Lost Souls of Tennessee by Amy Franklin-Willis mines the fault lines in a Southern working-class family as forty-two-year-old Ezekiel Cooper and his mother, Lillian, journey from the 1940s to 1980s and Zeke moves from anointed son, to honorable sibling, to unhinged middle-aged man. After Zeke twin brother drowns and his wife divorces him, Zeke attempts to escape by leaving his two young daughters and his estranged mother and finds refuge with cousins in Virginia horse country. As severe weather, illness, and a new romance collide, Zeke has to decide the fate of his family. A good, but not great, southern voice makes a respectable debut.

The Night Train by Clyde Edgerton is set in 1963 when Dwayne Hallston discovers James Brown and wants to perform just like him and his black friend Larry aspires to play piano like Thelonius Monk. A dancing chicken and a mutual love of music help Dwayne and Larry as they try to achieve their dreams and maintain a friendship, even while the North Carolina culture makes it difficult. Not Edgerton's best, but it recalls our divided national history and how music sometimes helped bring us together.

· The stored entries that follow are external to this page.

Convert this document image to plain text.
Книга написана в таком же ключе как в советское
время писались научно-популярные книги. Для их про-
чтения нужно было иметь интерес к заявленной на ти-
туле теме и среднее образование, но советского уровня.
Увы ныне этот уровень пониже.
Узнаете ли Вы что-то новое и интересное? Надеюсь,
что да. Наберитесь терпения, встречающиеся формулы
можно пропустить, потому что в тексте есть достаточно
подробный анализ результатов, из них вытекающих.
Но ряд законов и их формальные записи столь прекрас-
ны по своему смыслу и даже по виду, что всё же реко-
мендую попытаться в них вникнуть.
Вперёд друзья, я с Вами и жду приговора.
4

Pity the Billionaire: The Hard-Times Swindle and the Unlikely Comeback of the Right by Thomas Frank is described as “, a wonderfully insightful and sardonic look at why the worst economy since the 1930s has brought about the revival of conservatism.” Frank looks for the anger about the recent economic crisis but finds loud demands that the economic system be made even harsher on the recession's victims and that the winners should receive even grander prizes. Good documentation and humor but too repetitive and one-sided, even for someone who still wears an Obama baseball cap.

*The Drop by Michael Connelly is not a great book, but it is very well written and fun to read. Harry Bosch is dealing with a cold case and one that is very hot. DNA from a 1989 crime matches a 29-year-old convicted rapist. Was he an eight-year-old killer or are all of the lab's DNA cases questionable? Then Bosch's longtime nemesis, Councilman Irving demands that Harry handle the investigation of his son’s death. Bosch’s investigation discovers a killer operating unknown for decades and a political conspiracy that threatens the LA police department.